Çalışmada özellikle 1980’lerden itibaren Türk toplumsal hayatında etkin hale gelen hemşehrilik derneklerine odaklanılmıştır. Hemşehrilik dernekleri üzerinde yapılan incelemeler daha çok siyasal katılma, sosyal dayanışma ve ekonomik ilişkiler ekseninde gerçekleştirilmiştir. Bu bağlamda, bazılarına göre bu dernekler sosyal dayanışma ve yardımlaşmayı sağlayarak bireyselliğin öne çıktığı kent hayatında önemli bir ihtiyacı gideren ara kurumlar olarak yorumlanmaktadır. Bunun yanında, hemşehrilik derneklerine olumsuz bakanların görüşleri ise daha çok bu derneklerin kentte siyasal kamplaşmalar yarattığı, gettolaşmayı ortaya çıkardığı ve patronaj ilişkilerinin yerel siyasette yerleşmesine neden olduğu noktalarında toplanmaktadır.

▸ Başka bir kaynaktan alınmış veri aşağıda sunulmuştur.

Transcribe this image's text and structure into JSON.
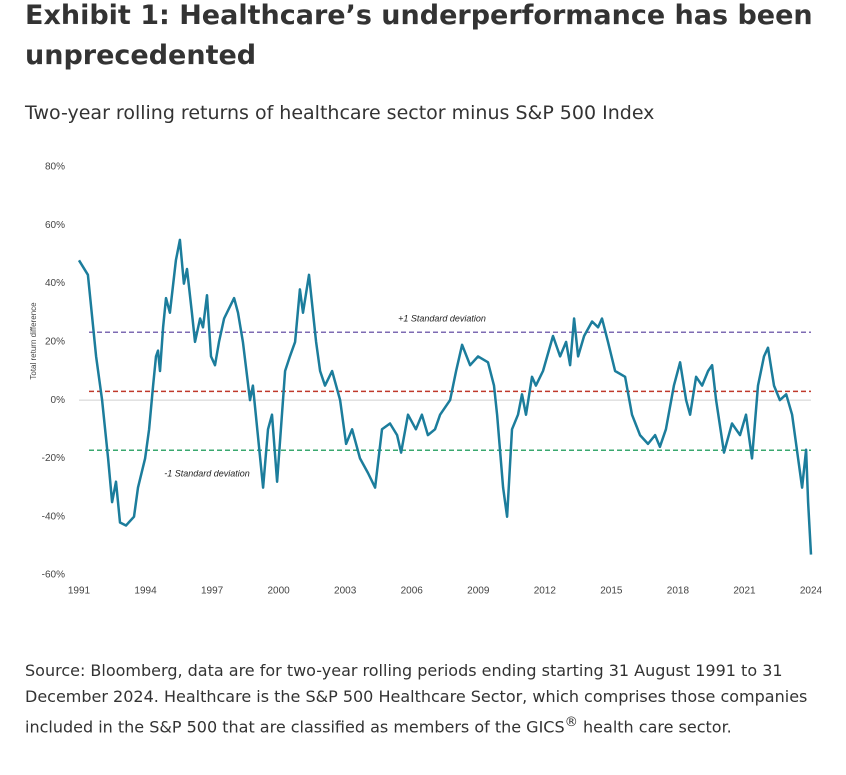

Hemşehrilik derneklerinin kurulmasındaki resmi gerekçe genellikle gelinen yerin geleneksel ve kültürel özelliklerini yaşatmak, tanıtmak ve böylece hemşehriler arasında birlikteliği sağlamaktır. Ancak bunun yanında, hemşehrilik dernekleri zaman içinde yerel siyasete katılımı sağlama, kentte etkin bir baskı grubu haline gelme, üst düzey siyasi ve idari kademelerde bulunabilme gibi amaçlara da yönelebilmektedir. Araştırmaya katılan dernek üyeleri ve yöneticilerinden bazıları bunu dile getirmekten çekinmemişlerdir. Yine çalışmada, derneklerin çalışanlar, üye sayısı ve mali olanakları genişledikçe, sosyo-ekonomik hedefleri olduğu kadar yerel siyasette belli bir konum elde etme isteklerinin de arttığı tespit edilmiştir.

Hemşehrilik derneklerinin dikkat çeken niteliklerinden birisi de bulundukları kentin sosyo-ekonomik yapısına olan katkılarıdır. Köy hayatını terk ederek büyük kentlere gelen insanların öncelikleri arasında bulunan barınma ve iş bulma ihtiyaçlarını genelde kendi hemşehrileri aracılığıyla giderme eğiliminde oldukları belirlenmiştir. Büyük şehirlere göç eden hemşehrilerin genelde aynı iş kolunda çalıştıkları veya aynı sektörde iş kurdukları ya da aynı mesleği seçtikleri gözlenmektedir (Abay, 1997). Mülakat yapılan dernek yöneticilerinden birinin “şehirdeki dekorasyon işinin %70’i bizim hemşehrilerimizin elindedir” şeklindeki ifadesi de bunun bir göstergesidir. Bu durum, aynı zamanda kentteki hemşehri dayanışmasının da bir göstergesidir.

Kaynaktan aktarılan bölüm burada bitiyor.